All this is to say, the way language redounds with society is rich and multifaceted. As a theory that aims to build a model of social semiosis, as SFL does (Halliday 1978), theoretical and descriptive space is needed for modelling language and society’s nuanced interconnections. In this paper we have tried to open some of this space. But as the survey above has shown, there is much to be done. Halliday (1985: x) described his vast Introduction to Functional Grammar as but a “thumbnail sketch” of English grammar; given the size of this paper and the scope of its ambition, we are scarcely even offering a thumbnail cell sketch here. We do hope that others can join us, and help SFL develop its potentialas the appliable linguistics we need to help make our world a better place.


Reviewer Comments:

[1] To be clear, in order to improve a theory, it is first necessary to understand the theory. As Halliday once remarked after a conference paper given by Martin: "Make sure you understand the theory."
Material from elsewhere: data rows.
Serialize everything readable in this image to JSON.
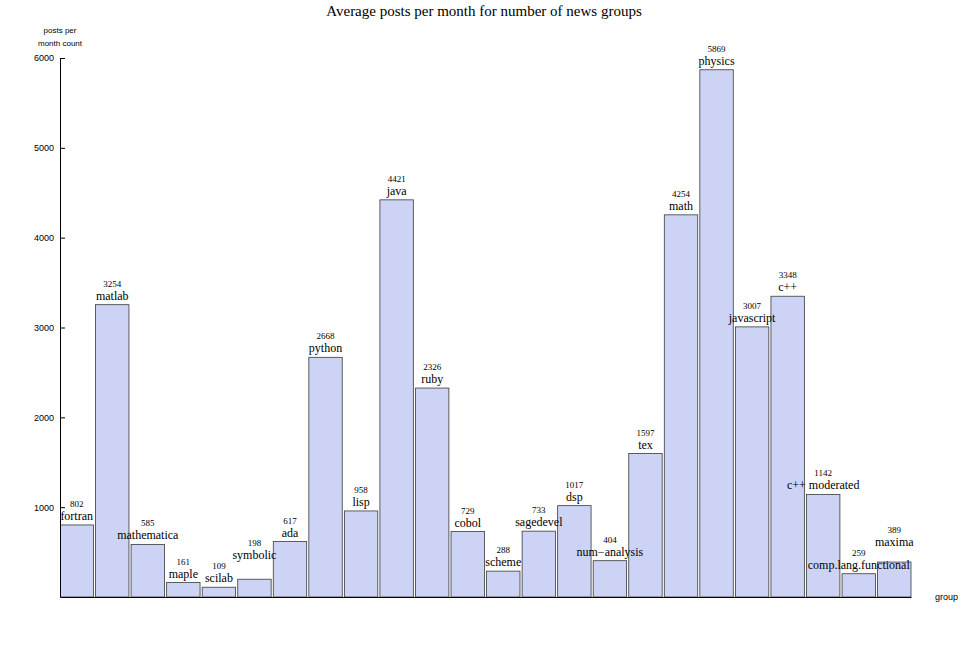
{
  "chart_data": {
    "type": "bar",
    "title": "Average posts per month for number of news groups",
    "y_label": "posts per\nmonth count",
    "x_label": "group",
    "categories": [
      "fortran",
      "matlab",
      "mathematica",
      "maple",
      "scilab",
      "symbolic",
      "ada",
      "python",
      "lisp",
      "java",
      "ruby",
      "cobol",
      "scheme",
      "sagedevel",
      "dsp",
      "num−analysis",
      "tex",
      "math",
      "physics",
      "javascript",
      "c++",
      "c++ moderated",
      "comp.lang.functional",
      "maxima"
    ],
    "values": [
      802,
      3254,
      585,
      161,
      109,
      198,
      617,
      2668,
      958,
      4421,
      2326,
      729,
      288,
      733,
      1017,
      404,
      1597,
      4254,
      5869,
      3007,
      3348,
      1142,
      259,
      389
    ],
    "color": "#ccd3f4",
    "ylim": [
      0,
      6000
    ],
    "yticks": [
      1000,
      2000,
      3000,
      4000,
      5000,
      6000
    ],
    "grid": false,
    "data_labels": true,
    "tick_labels": "y"
  }
}
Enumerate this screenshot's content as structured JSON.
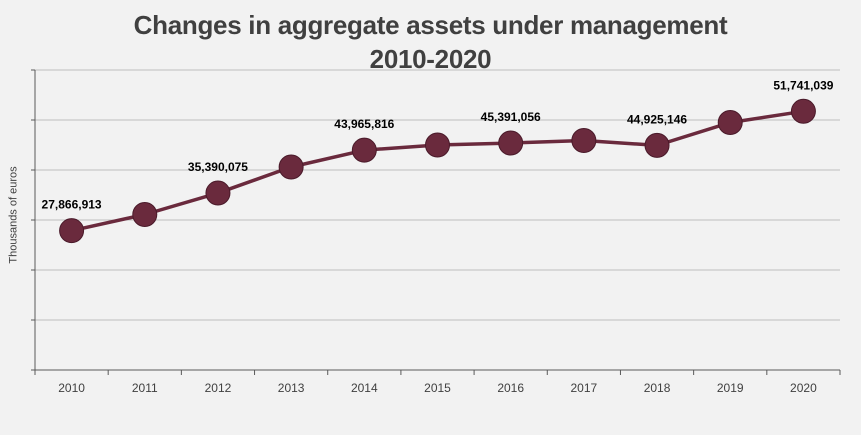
{
  "colors": {
    "background": "#f2f2f2",
    "series": "#6a2a3d",
    "grid": "#bfbfbf",
    "axis": "#595959"
  },
  "chart_data": {
    "type": "line",
    "title": [
      "Changes in aggregate assets under management",
      "2010-2020"
    ],
    "xlabel": "",
    "ylabel": "Thousands of euros",
    "categories": [
      "2010",
      "2011",
      "2012",
      "2013",
      "2014",
      "2015",
      "2016",
      "2017",
      "2018",
      "2019",
      "2020"
    ],
    "series": [
      {
        "values": [
          27866913,
          31100000,
          35390075,
          40600000,
          43965816,
          45000000,
          45391056,
          45900000,
          44925146,
          49500000,
          51741039
        ]
      }
    ],
    "data_labels": [
      {
        "index": 0,
        "text": "27,866,913"
      },
      {
        "index": 2,
        "text": "35,390,075"
      },
      {
        "index": 4,
        "text": "43,965,816"
      },
      {
        "index": 6,
        "text": "45,391,056"
      },
      {
        "index": 8,
        "text": "44,925,146"
      },
      {
        "index": 10,
        "text": "51,741,039"
      }
    ],
    "ylim": [
      0,
      60000000
    ],
    "grid": true,
    "legend": "none"
  }
}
As this review has demonstrated, the authors do not understand SFL Theory sufficiently well to "open some of its theoretical and descriptive space". In the first half of the paper, the authors misunderstand context as the language that realises it, and in the second half of the paper, they again misunderstand context as the language that realises it, and additionally misunderstand this misunderstanding of context as principles for the instantiation of language, despite instantiation not being an interstratal relation.